Hillary Clinton and Donald Trump are looking more like their respective parties' nominees leaving Latinos considering how to bring together young and old Democratic voters and for the GOP voters whether they can support the nominee.
Clinton and Trump had big nights in Tuesday's East Coast primaries, making themselves look more like their parties' respective nominees.
In the Democrats' camps, Clinton and Sanders is stopping just short of saying "se acabó" (it's over)."
"It's a tough road, but we believe everyone should vote," said Chuck Rocha, political strategist for Sanders, referencing the Sanders plan to stay through the convention.
Sanders gave some suggestion he sees his quest as unlikely when he said in a statement Tuesday night he'll fight to get progressive ideas in the party platform.
Rocha acknowledged that in primaries ahead, Sanders has "got to win big" to overcome the math that shows he'd need 80 percent of remaining pledged delegates to reach the 2,383 needed for the nomination. Clinton needs 20 percent.
Asked if Sanders would work to keep up the energy of young Latinos who backed them and to turn out in November if Clinton is the Democratic nominee, Rocha said: "I can't see him walking away from a movement that he has been at the forefront of, but he said it Monday night — she's got to make the case to those voters."
In her speech, Clinton acknowledged Sanders' effort in his campaign to reduce inequality and to get money out of politics, saying that "there's more that unites us than divides us."

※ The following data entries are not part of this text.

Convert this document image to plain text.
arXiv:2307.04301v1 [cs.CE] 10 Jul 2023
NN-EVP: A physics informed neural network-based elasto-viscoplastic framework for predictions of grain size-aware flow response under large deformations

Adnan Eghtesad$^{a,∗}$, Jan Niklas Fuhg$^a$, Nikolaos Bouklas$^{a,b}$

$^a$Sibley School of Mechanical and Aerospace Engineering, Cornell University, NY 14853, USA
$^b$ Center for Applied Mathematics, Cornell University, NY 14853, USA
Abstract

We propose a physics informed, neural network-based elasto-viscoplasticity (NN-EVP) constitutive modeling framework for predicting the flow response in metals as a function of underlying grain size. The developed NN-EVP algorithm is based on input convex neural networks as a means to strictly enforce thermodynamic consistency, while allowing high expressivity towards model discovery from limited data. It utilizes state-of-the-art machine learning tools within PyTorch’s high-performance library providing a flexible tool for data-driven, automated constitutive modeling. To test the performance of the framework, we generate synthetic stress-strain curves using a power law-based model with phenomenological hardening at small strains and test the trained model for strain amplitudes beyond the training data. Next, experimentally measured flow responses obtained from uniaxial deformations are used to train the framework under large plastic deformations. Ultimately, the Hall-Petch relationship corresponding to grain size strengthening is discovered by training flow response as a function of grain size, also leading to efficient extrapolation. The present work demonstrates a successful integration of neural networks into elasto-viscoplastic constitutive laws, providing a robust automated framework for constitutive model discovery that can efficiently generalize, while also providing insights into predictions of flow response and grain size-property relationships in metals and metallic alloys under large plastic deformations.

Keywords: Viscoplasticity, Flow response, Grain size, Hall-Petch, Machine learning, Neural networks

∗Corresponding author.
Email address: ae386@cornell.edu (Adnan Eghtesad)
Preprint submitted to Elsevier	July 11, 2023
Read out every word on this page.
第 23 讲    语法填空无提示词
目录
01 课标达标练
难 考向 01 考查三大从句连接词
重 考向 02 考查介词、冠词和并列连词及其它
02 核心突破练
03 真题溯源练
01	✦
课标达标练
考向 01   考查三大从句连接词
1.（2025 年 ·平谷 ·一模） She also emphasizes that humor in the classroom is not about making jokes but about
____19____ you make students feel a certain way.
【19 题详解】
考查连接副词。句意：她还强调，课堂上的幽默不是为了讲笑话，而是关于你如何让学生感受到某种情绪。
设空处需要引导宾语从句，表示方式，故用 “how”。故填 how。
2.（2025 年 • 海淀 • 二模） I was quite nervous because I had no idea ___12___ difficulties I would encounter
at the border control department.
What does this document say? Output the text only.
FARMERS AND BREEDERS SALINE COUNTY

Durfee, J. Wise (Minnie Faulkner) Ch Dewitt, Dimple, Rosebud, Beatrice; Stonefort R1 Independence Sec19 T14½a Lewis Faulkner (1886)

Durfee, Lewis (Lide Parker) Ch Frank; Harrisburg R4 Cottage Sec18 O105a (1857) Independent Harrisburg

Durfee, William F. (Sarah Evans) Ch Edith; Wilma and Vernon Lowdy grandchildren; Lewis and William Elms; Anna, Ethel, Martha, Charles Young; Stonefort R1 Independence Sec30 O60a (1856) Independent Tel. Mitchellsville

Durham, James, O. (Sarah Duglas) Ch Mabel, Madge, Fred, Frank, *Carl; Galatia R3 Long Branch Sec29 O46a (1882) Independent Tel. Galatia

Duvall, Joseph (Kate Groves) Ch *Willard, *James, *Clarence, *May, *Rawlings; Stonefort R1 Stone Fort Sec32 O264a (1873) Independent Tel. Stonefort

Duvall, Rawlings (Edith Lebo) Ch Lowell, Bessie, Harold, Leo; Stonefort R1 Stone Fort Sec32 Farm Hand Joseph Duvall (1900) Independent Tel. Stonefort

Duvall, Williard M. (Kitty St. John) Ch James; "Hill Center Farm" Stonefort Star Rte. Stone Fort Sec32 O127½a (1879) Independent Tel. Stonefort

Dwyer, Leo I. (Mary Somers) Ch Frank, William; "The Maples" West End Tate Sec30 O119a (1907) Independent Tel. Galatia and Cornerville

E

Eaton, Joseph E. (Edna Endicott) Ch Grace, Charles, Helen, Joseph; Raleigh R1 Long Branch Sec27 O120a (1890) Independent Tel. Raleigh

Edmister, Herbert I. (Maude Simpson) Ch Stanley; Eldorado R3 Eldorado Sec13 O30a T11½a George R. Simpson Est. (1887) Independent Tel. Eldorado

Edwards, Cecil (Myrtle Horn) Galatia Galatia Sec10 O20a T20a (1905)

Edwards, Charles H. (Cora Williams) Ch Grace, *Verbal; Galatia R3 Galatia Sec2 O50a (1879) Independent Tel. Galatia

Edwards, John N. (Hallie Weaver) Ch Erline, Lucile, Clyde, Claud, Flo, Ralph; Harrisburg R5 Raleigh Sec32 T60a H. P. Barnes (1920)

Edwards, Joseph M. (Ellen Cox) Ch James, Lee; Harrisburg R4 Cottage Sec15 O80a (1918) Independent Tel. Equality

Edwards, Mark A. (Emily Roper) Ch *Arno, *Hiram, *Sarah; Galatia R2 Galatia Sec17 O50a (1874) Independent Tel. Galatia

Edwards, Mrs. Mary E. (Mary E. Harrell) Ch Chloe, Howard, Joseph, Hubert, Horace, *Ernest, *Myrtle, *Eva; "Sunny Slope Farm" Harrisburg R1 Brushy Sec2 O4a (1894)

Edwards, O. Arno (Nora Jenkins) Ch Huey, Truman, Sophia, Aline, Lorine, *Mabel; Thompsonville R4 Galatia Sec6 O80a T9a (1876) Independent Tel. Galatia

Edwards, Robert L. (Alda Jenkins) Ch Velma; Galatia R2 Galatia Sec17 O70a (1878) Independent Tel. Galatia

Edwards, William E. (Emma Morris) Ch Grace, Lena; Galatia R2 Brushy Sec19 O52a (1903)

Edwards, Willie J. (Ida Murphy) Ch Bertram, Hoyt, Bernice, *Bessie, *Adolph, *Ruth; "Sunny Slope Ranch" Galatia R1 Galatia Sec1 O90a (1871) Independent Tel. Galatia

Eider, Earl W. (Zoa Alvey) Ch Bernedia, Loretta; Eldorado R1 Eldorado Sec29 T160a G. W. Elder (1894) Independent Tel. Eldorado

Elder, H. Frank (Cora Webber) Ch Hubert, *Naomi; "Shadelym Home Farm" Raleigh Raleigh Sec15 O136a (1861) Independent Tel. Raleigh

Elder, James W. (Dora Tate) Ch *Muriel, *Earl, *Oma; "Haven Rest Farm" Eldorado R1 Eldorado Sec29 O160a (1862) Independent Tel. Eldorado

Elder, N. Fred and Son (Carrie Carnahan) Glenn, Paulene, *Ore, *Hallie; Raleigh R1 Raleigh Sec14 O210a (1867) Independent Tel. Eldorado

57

For Republicans, Trump's landslide wins in the five states have made trying to stop him even harder for those in the GOP who oppose him, including a number of Hispanic leaders.
Trump has polled poorly among Latinos in many polls, although he does still get some Hispanic votes.
After resounding wins in all five states Tuesday, Indiana has become pivotal in the fight to stop Trump and Trump's to finally put away his competition and do away with the idea of a brokered convention.
Polls have shown Trump leading in Indiana but the gap is small.
For Alfonso Aguilar, who helped lead an GOP Hispanic effort to denounce Trump and Ted Cruz, "there is no clarity."
"I'm kind of tired at this point of trying to figure out what is going to happen," said Aguilar, executive director of the Latino Partnership for Conservative Principles. "Who would have expected those victories (Tuesday night)? So at this point we take a breather. It's still politics. It's not the end of the world."
He said he doesn't see Clinton as an alternative for Latino Republicans like him because her policies are "destructive" for the community.
He and other GOP Hispanics also said they could not peddle Trump or Cruz to the Latino community as candidates who would benefit them.
So what's left for him and like-minded GOP voting Hispanics?
"I think Latinos have to participate in the process," he said. "The question is do we leave that part of the ballot blank?"